Ahead of a joint meeting on youth unemployment between French and German finance and employment ministers in Paris tomorrow, S&D Group leader Hannes Swoboda called for an "effective and adequately financed youth guarantee".*
In a letter sent to the French and German ministers, he urged them to extend the scope of the youth guarantee to include all young people up to the age of 30 and to increase the funding from the €6 billion proposed so far.
He stressed: "The scope of the youth guarantee should be broadened to match the reality of youth unemployment: the guarantee should include young people under the age of 30.
"Otherwise we will leave behind almost half of the EU's young unemployed people."

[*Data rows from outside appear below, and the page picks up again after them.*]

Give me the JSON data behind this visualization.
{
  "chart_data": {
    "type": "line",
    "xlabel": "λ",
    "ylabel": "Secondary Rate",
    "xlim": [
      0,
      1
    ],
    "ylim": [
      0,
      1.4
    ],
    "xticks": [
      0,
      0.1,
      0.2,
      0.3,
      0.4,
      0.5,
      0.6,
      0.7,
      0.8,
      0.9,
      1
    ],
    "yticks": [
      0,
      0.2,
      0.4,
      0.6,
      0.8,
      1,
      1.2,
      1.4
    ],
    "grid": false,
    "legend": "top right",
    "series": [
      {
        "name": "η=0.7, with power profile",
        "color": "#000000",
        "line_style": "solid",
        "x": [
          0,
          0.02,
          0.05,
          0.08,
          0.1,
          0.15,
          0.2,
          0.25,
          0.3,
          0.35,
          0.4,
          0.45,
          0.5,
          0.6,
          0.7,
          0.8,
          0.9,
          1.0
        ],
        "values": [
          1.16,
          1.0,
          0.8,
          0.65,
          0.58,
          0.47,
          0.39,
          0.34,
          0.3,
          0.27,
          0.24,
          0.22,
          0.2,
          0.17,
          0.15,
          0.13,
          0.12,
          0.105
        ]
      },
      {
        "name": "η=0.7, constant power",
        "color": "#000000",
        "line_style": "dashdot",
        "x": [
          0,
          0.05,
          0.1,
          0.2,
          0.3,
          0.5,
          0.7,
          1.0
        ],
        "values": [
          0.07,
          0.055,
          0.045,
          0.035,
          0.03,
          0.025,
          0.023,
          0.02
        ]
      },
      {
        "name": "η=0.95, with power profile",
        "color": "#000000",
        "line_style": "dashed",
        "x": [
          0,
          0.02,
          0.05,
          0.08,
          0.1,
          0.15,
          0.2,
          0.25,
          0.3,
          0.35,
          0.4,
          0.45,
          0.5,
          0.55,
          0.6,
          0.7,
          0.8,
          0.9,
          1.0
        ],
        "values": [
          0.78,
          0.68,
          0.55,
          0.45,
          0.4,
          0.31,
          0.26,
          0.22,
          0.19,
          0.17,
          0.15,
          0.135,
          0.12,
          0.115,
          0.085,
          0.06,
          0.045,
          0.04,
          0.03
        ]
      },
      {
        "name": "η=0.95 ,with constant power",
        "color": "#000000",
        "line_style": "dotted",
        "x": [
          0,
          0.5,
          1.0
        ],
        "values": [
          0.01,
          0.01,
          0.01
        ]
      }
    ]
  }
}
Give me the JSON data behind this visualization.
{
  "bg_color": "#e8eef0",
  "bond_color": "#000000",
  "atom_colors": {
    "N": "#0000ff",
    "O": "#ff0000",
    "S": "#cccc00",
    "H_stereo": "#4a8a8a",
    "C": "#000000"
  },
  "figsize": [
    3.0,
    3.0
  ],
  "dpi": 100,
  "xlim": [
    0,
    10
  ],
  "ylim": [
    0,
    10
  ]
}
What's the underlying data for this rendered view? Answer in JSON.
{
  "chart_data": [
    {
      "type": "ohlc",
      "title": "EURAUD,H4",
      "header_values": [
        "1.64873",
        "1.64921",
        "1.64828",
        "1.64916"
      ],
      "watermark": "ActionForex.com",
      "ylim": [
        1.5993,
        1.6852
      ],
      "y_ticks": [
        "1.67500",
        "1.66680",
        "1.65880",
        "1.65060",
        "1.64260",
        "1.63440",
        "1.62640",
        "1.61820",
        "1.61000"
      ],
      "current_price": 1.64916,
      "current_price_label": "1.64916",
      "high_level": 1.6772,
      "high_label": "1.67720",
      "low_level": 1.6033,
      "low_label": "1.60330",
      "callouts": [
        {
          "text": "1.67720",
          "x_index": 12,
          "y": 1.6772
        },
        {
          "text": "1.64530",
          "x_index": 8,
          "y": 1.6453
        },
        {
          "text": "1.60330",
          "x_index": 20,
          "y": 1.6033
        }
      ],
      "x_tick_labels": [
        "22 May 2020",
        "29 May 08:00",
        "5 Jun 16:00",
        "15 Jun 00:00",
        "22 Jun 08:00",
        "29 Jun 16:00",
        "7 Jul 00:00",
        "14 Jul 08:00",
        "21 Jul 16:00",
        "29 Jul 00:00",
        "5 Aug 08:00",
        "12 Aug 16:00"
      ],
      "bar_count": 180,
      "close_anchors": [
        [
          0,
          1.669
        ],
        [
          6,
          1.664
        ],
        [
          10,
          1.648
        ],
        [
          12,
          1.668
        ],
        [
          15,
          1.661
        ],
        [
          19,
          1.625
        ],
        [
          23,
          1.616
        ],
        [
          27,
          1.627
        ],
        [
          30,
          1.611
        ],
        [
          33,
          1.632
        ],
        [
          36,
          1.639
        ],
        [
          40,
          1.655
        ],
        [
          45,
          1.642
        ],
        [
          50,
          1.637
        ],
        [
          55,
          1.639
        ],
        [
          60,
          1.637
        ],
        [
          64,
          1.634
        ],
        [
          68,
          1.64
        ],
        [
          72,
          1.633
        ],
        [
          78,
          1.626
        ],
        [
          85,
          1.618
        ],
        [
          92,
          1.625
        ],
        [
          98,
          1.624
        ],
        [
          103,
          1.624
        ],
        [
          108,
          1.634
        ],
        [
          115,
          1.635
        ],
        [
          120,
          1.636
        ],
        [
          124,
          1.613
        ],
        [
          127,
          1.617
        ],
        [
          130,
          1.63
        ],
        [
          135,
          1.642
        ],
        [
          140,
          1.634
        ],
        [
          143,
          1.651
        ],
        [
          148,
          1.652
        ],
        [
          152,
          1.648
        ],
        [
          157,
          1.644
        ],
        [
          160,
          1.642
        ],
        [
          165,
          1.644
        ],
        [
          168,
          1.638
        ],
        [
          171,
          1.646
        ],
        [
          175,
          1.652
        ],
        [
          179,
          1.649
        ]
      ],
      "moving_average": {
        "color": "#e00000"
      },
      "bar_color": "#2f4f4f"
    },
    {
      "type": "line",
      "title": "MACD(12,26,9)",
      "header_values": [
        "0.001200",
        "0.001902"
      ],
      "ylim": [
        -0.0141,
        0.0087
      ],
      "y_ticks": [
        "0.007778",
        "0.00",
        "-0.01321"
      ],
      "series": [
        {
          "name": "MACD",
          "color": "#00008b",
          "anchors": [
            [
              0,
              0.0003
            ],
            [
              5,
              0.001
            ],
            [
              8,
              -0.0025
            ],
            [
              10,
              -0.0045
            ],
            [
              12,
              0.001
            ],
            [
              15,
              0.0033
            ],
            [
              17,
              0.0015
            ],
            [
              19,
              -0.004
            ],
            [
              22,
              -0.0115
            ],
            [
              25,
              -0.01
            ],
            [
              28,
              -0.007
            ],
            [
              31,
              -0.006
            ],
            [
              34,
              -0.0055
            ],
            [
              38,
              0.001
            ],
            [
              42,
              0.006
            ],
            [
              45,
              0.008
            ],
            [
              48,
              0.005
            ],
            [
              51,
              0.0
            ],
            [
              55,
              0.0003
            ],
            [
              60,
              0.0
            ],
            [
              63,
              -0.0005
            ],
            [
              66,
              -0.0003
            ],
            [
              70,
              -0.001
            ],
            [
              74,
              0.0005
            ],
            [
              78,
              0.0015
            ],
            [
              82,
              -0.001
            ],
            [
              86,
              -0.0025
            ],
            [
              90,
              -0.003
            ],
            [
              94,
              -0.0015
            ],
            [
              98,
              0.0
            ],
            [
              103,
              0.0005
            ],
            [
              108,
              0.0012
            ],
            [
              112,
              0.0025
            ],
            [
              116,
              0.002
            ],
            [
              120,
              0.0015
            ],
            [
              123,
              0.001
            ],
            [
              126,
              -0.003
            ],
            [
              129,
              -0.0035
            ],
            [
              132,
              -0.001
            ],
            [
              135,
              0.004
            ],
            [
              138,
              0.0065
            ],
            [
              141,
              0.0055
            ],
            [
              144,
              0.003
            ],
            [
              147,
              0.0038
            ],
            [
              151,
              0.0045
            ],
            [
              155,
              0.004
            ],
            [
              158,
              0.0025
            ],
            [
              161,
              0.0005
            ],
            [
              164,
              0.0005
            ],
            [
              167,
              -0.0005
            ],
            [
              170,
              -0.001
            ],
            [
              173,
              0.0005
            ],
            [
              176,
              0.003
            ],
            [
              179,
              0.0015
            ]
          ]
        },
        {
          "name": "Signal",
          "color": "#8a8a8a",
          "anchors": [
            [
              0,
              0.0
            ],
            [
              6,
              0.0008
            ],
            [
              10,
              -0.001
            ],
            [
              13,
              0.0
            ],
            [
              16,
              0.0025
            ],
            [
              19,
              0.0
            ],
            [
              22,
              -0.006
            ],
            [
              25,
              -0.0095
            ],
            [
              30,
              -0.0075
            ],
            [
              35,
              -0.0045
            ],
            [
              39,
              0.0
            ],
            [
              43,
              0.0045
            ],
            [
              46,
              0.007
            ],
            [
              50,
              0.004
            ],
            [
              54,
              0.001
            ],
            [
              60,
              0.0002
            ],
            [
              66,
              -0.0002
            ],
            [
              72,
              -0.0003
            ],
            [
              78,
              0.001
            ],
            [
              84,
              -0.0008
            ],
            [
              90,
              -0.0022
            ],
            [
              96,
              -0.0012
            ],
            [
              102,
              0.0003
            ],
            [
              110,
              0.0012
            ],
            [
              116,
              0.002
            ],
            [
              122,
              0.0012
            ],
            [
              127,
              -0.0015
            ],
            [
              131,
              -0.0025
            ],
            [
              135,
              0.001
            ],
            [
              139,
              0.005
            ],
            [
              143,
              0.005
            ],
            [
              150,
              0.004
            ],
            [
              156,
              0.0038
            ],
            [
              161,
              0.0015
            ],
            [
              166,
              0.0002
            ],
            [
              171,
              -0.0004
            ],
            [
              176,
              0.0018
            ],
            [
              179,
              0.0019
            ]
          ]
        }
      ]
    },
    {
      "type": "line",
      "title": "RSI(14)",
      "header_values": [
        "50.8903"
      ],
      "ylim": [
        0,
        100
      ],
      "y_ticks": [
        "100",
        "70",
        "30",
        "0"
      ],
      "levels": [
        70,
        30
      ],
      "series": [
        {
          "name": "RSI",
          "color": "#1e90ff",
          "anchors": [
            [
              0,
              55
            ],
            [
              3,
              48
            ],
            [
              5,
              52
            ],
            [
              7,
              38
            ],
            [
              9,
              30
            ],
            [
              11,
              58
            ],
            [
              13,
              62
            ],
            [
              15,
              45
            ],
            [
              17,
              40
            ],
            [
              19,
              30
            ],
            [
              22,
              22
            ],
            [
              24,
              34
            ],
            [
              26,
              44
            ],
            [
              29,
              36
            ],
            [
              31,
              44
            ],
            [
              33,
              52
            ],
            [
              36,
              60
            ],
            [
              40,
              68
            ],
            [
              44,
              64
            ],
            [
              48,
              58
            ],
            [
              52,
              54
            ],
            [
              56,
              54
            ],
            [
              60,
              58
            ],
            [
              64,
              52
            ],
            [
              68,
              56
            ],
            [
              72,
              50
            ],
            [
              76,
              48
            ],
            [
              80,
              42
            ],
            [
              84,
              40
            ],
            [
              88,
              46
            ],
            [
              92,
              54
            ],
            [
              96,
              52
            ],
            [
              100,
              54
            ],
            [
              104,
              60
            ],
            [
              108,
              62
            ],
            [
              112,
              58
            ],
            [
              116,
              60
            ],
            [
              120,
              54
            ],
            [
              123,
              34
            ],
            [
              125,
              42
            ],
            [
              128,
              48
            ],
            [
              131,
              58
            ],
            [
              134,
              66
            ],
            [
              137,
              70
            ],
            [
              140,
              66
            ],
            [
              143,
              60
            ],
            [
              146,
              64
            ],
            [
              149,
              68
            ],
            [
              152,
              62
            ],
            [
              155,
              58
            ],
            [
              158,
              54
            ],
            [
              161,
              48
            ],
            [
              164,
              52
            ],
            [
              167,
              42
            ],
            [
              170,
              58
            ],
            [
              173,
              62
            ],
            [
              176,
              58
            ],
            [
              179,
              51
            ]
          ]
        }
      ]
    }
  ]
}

He also underlined the need to act quickly, urging the EU to mobilise the €6 billion already agreed by the European Council as soon as 2014.
The S&D Group president also sent a clear warning that this sum is not enough: "The International Labour Organisation has estimated that at least €21 billion is needed to deliver on the youth guarantee – in the eurozone alone", he writes.
He urged them to agree to reprogramme EU funds to meet the goal of reducing youth unemployment.
"A part of the European social fund (ESF) budget for 2013 should be retargeted and this is an opportunity to get started and test the youth guarantee now."
He also called for the role of the European Investment Bank (EIB) to be reinforced, through measures such as: "linking loans or lower interest rates to the creation of jobs and training places, or supporting the development of dual education systems (combining academic studies with practical skills) in southern Europe".
"But this money has to supplement, not replace, the use of EU funds in the form of grants", he added.
In his letter, Hannes Swoboda also restated his "deep conviction" that "the only true remedy for the scourge of mass unemployment among our young people is the transition towards sustainable growth".
"Your meeting is an important opportunity to begin to rewrite that script and to show that the EU can indeed rise to the challenge and respond to the suffering of the millions of Europe's young unemployed who are the hapless casualties of a crisis not of their making", he concluded.
*According to the European agreement, young people under 25 would be offered a good-quality offer of employment, continued education, an apprenticeship or a traineeship within four months of becoming unemployed or leaving formal education.